Ruth abrió la carta de George antes incluso de llegar al salón. Volvió a su asiento, junto a la ventana, se puso cómoda y empezó a leer, primero muy rápidamente y después despacio.

Queridísima Ruth:

12 de enero de 1917

Estoy vivo, aunque me encuentro en el hospital. No te preocupes. Al final, solo me he roto un tobillo. Podría haber sido mucho peor. El médico me ha dicho que en un abrir y cerrar de ojos volveré a estar como nuevo y que incluso podré volver a escalar. Entretanto, me envían a casa para que me recupere.

Ruth miró por la ventana y contempló las colinas de Surrey en la distancia, sin saber si llorar o reír. Pasó un momento hasta que pudo seguir leyendo.

Lamentablemente, el sargento Davies y el cabo Perkins cayeron en la misma acción que yo. Dos hombres estupendos, como muchos de sus camaradas. Confío en que me perdones, mi amor, pero creía que era mi deber escribir a sus viudas antes que a ti.

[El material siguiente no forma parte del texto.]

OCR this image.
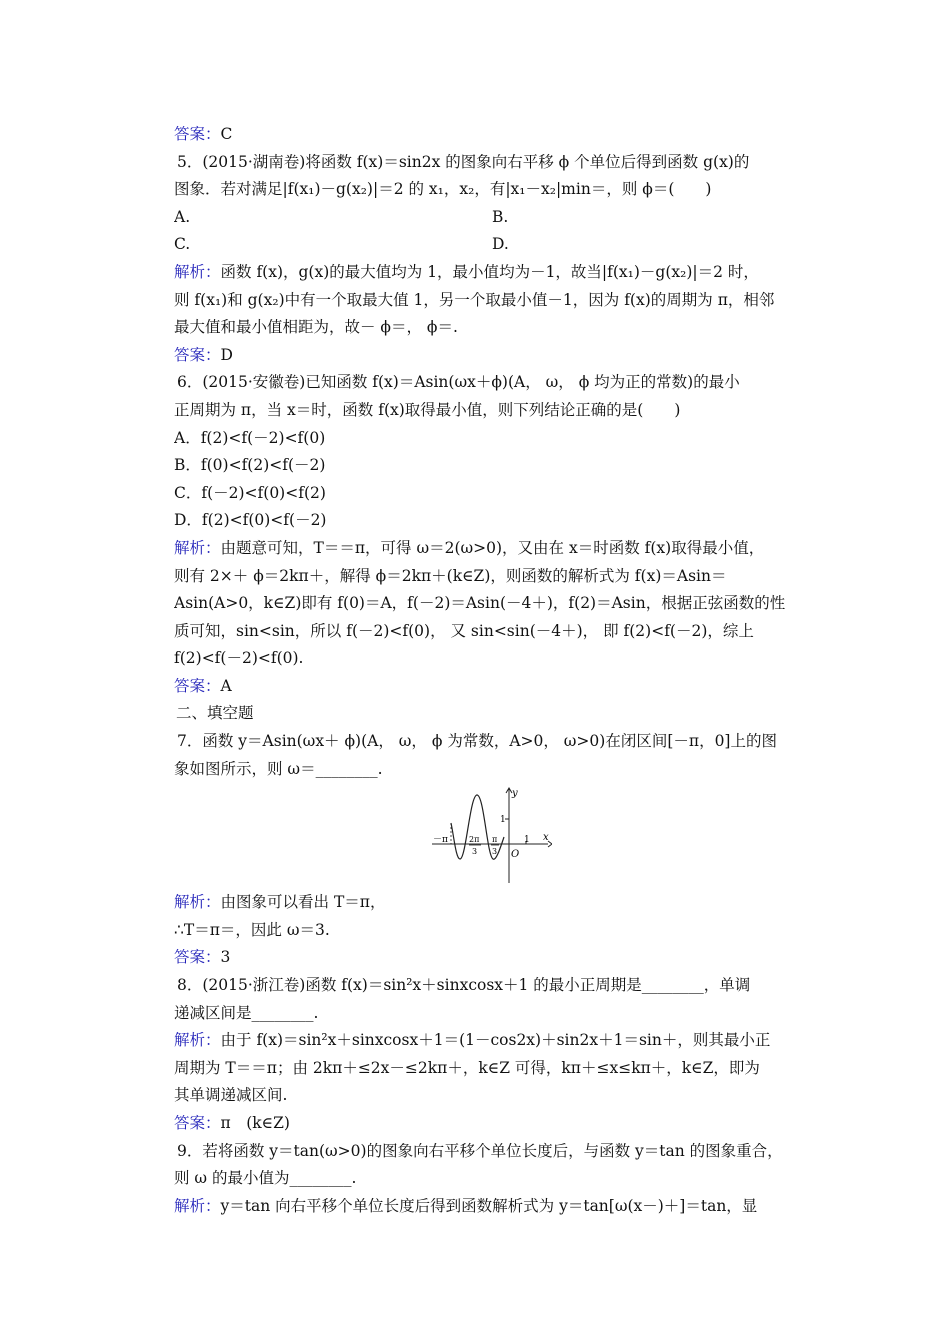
答案：C
5．(2015·湖南卷)将函数 f(x)＝sin2x 的图象向右平移 ϕ 个单位后得到函数 g(x)的
图象．若对满足|f(x₁)－g(x₂)|＝2 的 x₁，x₂，有|x₁－x₂|min＝，则 ϕ＝(　　)
A.	B.
C.	D.
解析：函数 f(x)，g(x)的最大值均为 1，最小值均为－1，故当|f(x₁)－g(x₂)|＝2 时，
则 f(x₁)和 g(x₂)中有一个取最大值 1，另一个取最小值－1，因为 f(x)的周期为 π，相邻
最大值和最小值相距为，故－ ϕ＝， ϕ＝.
答案：D
6．(2015·安徽卷)已知函数 f(x)＝Asin(ωx＋ϕ)(A， ω， ϕ 均为正的常数)的最小
正周期为 π，当 x＝时，函数 f(x)取得最小值，则下列结论正确的是(　　)
A．f(2)<f(－2)<f(0)
B．f(0)<f(2)<f(－2)
C．f(－2)<f(0)<f(2)
D．f(2)<f(0)<f(－2)
解析：由题意可知，T＝＝π，可得 ω＝2(ω>0)，又由在 x＝时函数 f(x)取得最小值，
则有 2×＋ ϕ＝2kπ＋，解得 ϕ＝2kπ＋(k∈Z)，则函数的解析式为 f(x)＝Asin＝
Asin(A>0，k∈Z)即有 f(0)＝A，f(－2)＝Asin(－4＋)，f(2)＝Asin，根据正弦函数的性
质可知，sin<sin，所以 f(－2)<f(0)， 又 sin<sin(－4＋)， 即 f(2)<f(－2)，综上
f(2)<f(－2)<f(0).
答案：A
二、填空题
7．函数 y＝Asin(ωx＋ ϕ)(A， ω， ϕ 为常数，A>0， ω>0)在闭区间[－π，0]上的图
象如图所示，则 ω＝________.
y
x
O
1
1
－π	2π
3
π
3
解析：由图象可以看出 T＝π，
∴T＝π＝，因此 ω＝3.
答案：3
8．(2015·浙江卷)函数 f(x)＝sin²x＋sinxcosx＋1 的最小正周期是________，单调
递减区间是________.
解析：由于 f(x)＝sin²x＋sinxcosx＋1＝(1－cos2x)＋sin2x＋1＝sin＋，则其最小正
周期为 T＝＝π；由 2kπ＋≤2x－≤2kπ＋，k∈Z 可得，kπ＋≤x≤kπ＋，k∈Z，即为
其单调递减区间.
答案：π　(k∈Z)
9．若将函数 y＝tan(ω>0)的图象向右平移个单位长度后，与函数 y＝tan 的图象重合，
则 ω 的最小值为________.
解析：y＝tan 向右平移个单位长度后得到函数解析式为 y＝tan[ω(x－)＋]＝tan，显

Todo empezó cuando el sargento Davies me dijo que teníamos un pequeño problema…

—Voy a recomendar que le den el alta dentro de unos días, Mallory, y que lo envíen de vuelta a Blighty hasta que esté plenamente recuperado.

—Gracias, doctor —contestó George, contento.

—No me las dé, amigo. La verdad es que necesito la cama que ocupa. Con un poco de suerte, cuando esté listo para volver esta guerra ya se habrá acabado.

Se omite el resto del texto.